The regional location of the farm also influences the likelihood that a farm business owner will have a succession plan. “In particular, farms located in the heartland, northern Great Plains, prairie gateway, eastern upland and southern seaboard regions are more likely to have a succession plan,” Mishra says. “The types of crops most commonly farmed in those regions require large capital investments in land and machinery and farms in these regions are more likely to grow program crops, which may explain why those farm business owners are more likely to have a succession plan.”

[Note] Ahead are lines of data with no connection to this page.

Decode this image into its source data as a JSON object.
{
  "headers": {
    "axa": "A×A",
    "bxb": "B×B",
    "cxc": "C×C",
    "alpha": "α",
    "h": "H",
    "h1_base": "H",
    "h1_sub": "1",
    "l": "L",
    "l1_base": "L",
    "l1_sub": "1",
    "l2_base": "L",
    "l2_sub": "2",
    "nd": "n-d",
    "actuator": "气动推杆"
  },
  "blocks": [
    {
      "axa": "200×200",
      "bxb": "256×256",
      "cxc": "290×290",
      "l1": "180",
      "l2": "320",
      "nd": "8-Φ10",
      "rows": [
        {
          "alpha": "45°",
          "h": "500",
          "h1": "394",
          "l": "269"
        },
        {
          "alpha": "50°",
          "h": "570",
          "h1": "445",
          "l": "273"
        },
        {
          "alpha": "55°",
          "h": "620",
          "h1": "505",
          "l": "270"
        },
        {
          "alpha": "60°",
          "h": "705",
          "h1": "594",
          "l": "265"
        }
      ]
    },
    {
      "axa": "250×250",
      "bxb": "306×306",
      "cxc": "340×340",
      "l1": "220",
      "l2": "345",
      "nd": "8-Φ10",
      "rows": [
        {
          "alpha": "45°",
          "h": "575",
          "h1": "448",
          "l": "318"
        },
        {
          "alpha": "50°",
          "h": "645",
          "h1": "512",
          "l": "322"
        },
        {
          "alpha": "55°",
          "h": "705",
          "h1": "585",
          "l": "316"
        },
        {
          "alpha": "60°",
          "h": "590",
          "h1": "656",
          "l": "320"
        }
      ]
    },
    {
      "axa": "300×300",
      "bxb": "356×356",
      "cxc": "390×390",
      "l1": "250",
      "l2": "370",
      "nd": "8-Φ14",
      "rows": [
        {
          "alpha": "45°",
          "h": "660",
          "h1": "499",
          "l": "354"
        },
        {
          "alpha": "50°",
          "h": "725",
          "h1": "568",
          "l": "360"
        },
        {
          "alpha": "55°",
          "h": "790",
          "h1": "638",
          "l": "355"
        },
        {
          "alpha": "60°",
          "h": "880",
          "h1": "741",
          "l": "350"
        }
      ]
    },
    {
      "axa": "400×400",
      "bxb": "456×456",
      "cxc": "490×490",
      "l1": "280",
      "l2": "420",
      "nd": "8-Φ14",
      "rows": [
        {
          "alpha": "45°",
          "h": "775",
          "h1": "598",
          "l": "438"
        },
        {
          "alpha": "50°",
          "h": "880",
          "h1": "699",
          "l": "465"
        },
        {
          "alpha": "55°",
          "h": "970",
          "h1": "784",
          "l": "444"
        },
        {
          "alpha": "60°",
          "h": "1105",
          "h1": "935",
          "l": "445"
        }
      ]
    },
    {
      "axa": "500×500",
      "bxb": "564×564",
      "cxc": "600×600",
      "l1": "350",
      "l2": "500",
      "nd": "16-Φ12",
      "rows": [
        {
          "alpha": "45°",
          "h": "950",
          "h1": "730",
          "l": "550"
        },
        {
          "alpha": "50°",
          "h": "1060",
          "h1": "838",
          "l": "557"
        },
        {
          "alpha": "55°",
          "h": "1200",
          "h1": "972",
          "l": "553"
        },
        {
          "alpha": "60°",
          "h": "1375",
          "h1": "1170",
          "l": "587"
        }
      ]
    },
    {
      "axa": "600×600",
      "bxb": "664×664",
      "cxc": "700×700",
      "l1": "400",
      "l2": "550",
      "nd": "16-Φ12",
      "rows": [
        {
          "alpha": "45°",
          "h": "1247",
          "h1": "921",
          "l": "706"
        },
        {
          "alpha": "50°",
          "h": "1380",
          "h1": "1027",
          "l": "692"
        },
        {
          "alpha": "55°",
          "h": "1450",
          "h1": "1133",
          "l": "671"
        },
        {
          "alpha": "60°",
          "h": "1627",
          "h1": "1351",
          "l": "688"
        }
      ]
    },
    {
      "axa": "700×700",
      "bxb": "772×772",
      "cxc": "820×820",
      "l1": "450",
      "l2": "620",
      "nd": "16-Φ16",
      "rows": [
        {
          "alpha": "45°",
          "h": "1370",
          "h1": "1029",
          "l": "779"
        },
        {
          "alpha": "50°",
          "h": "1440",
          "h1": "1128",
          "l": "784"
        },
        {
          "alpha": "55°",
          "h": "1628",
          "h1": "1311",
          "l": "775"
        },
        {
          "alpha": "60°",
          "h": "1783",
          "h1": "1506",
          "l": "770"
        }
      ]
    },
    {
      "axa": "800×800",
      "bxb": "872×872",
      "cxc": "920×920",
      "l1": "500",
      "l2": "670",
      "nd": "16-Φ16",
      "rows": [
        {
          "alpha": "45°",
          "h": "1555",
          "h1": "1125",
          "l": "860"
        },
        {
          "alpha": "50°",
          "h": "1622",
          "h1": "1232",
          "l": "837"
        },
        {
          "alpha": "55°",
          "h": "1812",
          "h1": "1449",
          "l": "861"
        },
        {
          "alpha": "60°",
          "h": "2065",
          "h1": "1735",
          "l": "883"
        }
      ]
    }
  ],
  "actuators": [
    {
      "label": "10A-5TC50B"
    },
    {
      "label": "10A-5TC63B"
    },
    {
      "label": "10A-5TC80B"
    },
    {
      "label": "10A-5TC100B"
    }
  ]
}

Are government payments necessary?

Government payments may help keep farms in the business of farming but they also distort incentives. “One can argue that by reducing market risk, government farm programs create a disincentive for farmers to leave the industry,” Mishra wrote. “Increased farmland values and rental rates are impediments to entry and exit and give rise to absentee ownership. It is becoming more relevant as farm size and absentee ownership continue to increase and the number of family farms dwindles.”

But there are other ways to help family farm businesses survive. “It is important that economists, financial planners and business consultants facilitate the process to enable family farm business owners to gain access to their services, thereby fostering their ability to make better succession decisions,” Mishra wrote.

To assist family farm businesses with formal succession plans, Mishra recommends three strategies: 1) develop and conduct educational sessions regarding succession planning for family farm business owners and their families; 2) develop procedures that clearly identify the steps that need to be taken to successfully complete the succession planning process and 3) provide helpful examples of the types of succession plans other family farm business owners have implemented.

Without government payments, the structure of the U.S. farm industry might be quite different. Certainly many farming communities would be changed, and food prices would likely increase. So there may be social and economic reasons to continue government payments, Mishra says, but they are not necessary to keep the American family farm alive. — Molly Castelazo

Based on two papers: “Effect of agricultural policy on succession decisions of farm households,” by Ashok Mishra, W. P. Carey School of Business, and Hisham El-Osta, economist, U.S. Department of Agriculture, published in Review of Economics of the Household, April 2008; and “Succession Decisions in U.S. Family Farm Businesses” by Mishra, El-Osta and Saleem Shaik, associate professor, North Dakota University, published in the Journal of Agricultural and Resource Economics in April 2010.